I am deeply involved in access to justice and the patient voice movement.
This entry was posted in Attorney-Client, Medical System Comparision, Systematic Change. Bookmark the permalink.

4 Responses to “The Doctor Will See All 8 of You Now” — But What About the Lawyer?

  1. Jim Greiner says:

    Richard, this is an idea that is long, long overdue in law. My view is that the privilege issues can be managed, much as you discuss. But as is ordinarily the case, we cannot adapt this idea without thinking and testing. The RCT that supports the medical intervention was for pregnant mothers. I speculate that there are at least five features of this setting that allowed the group treatment to work so well: (1) all participants shared the same fundamental medical condition (pregnancy); (2) most participants were at roughly the same stage in their condition (less than 24 weeks); (3) participants were close in age (they were all 18-24), making it easy for them to relate to one another; (4) most (over 80%) were African-American; and (5) participants were identical in gender (I’ll let you guess which one). Were we to try this in law, the best way to go might be to group participants by type and stage of legal problem, stage of that legal problem’s development, age, race, and gender. That might be a tad hard to do in some locations (perhaps Allison Paul can weigh in on whether this could work in Montana) and for certain kinds of legal issues (child custody) could be tough. But just think if the potential power of this kind of arrangement. in a big city. I’m thinking about New York Housing Court’s 300,000 summary eviction actions per year. Or simple divorces in most large MSAs. Even putting aside the potential for legal aid for those who can afford to pay nothing, surely this is a profit center for a small law firm or a sole practitioner that could increase access to civil justice for low income clients?

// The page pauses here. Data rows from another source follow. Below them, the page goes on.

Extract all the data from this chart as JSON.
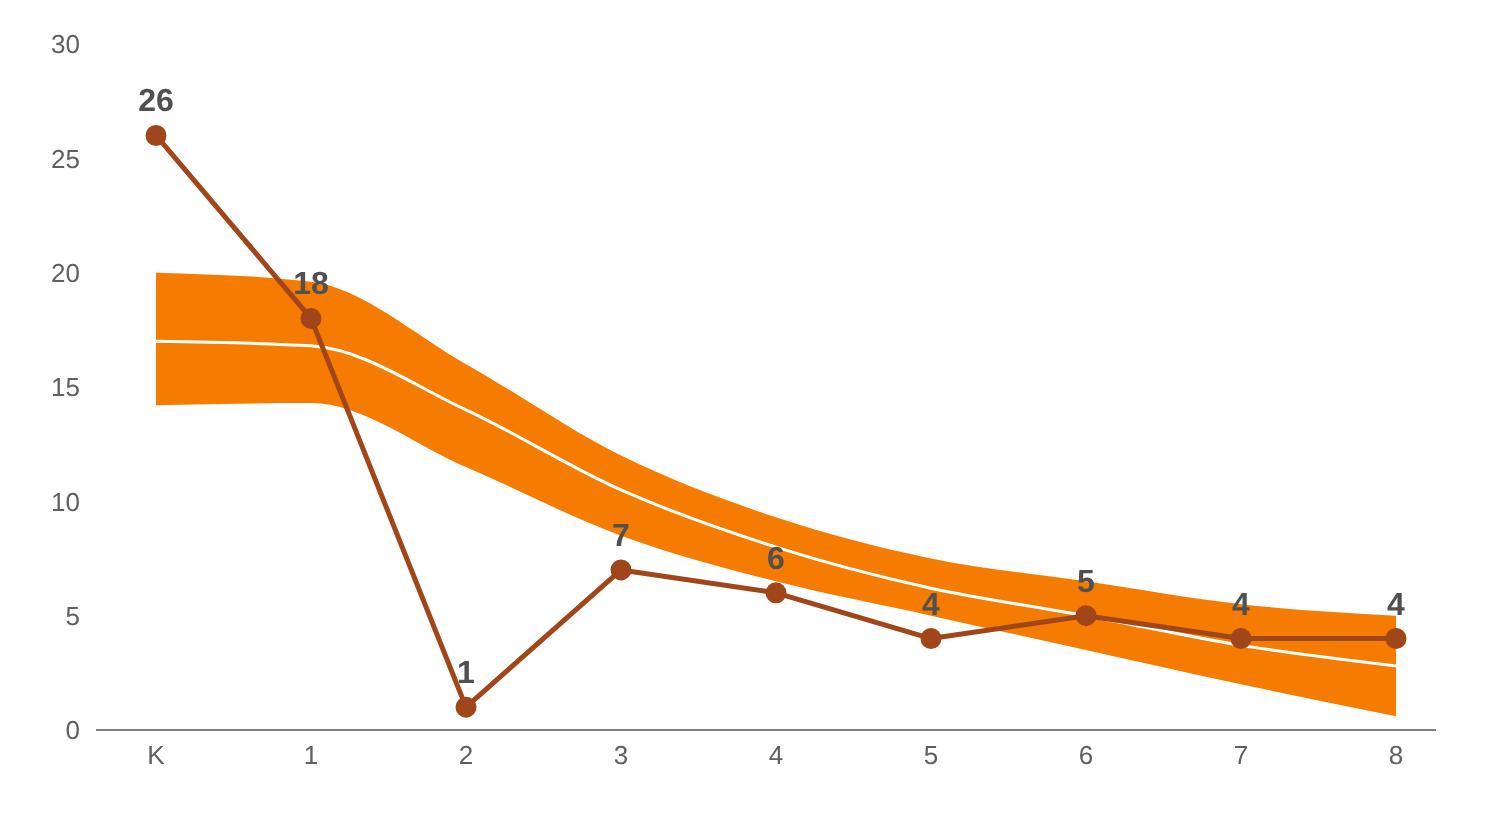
{
  "chart_data": {
    "type": "line",
    "categories": [
      "K",
      "1",
      "2",
      "3",
      "4",
      "5",
      "6",
      "7",
      "8"
    ],
    "series": [
      {
        "color": "#ffffff",
        "values": [
          17,
          16.8,
          14,
          10.5,
          8,
          6.2,
          5,
          3.7,
          2.8
        ],
        "lower": [
          14.2,
          14.3,
          11.5,
          8.5,
          6.5,
          5,
          3.5,
          2,
          0.6
        ],
        "upper": [
          20,
          19.6,
          16,
          12,
          9.3,
          7.5,
          6.5,
          5.5,
          5
        ]
      },
      {
        "color": "#a0461a",
        "values": [
          26,
          18,
          1,
          7,
          6,
          4,
          5,
          4,
          4
        ],
        "marker": "circle",
        "data_labels": true
      }
    ],
    "ylim": [
      0,
      30
    ],
    "yticks": [
      0,
      5,
      10,
      15,
      20,
      25,
      30
    ],
    "grid": false,
    "legend": false
  }
}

    And now, a big question: would we in law be willing to cluster our clients by race, gender, and age? Would it be legal to do so? Ethical? And wouldn’t the legal and ethical question be informed by knowledge about whether this idea worked? Hmm. Imagine that. The medical intervention was tested via a randomized trial. Hmm.

    • Zoe Cronin says:

      This model for women in pregnancy is being used all over Boston, at least. To clarify how it’s being used by medical clinics, the participants (at least at Harvard Vanguard in Massachusetts) are not all the same age or ethnic background. They are just women who are within a few weeks of each other in terms of due date for their pregnancy. One of the benefits of the group is meeting future moms who are of every background — some who are 1st time moms, some who aren’t, some who are older, some from other countries, etc.

      I think it would be a mistake to ask our clients to group by age/ethnicity, as that would limit the type of support and mutual assistance we are trying to encourage. I think if we tried to deliver legal assistance in this way, we would see not only support/encouragement but would also find that people began to try to create political change and start to take action on the underlying factors that led to their current situation. If people come from a variety of life experiences and backgrounds, they will have more to draw upon in problem solving.

      I think these groups would/do work well in an eviction context.

  2. Ainsile Embree says:

    Very interesting. But it seems to me one wants an answer to one particular question from a lawyer and not likely to feel that one is sharing a common experience, indeed a universal one, as is the
    case with a pregnancy. A good subject for a discussion group.

  3. Zoe Cronin says:

    Thank you for writing this post! I have been thinking about the same thing, being a legal aid lawyer for a dozen years and having recently had a baby and been offered this type of group prenatal support. I think the best community lawyering follows this model, for instance, the outstanding work of City Life/Vida Urbana and its sibling organizations across New England, where organizers and lawyers help people in a group context with their individual cases and members gain strength from each other.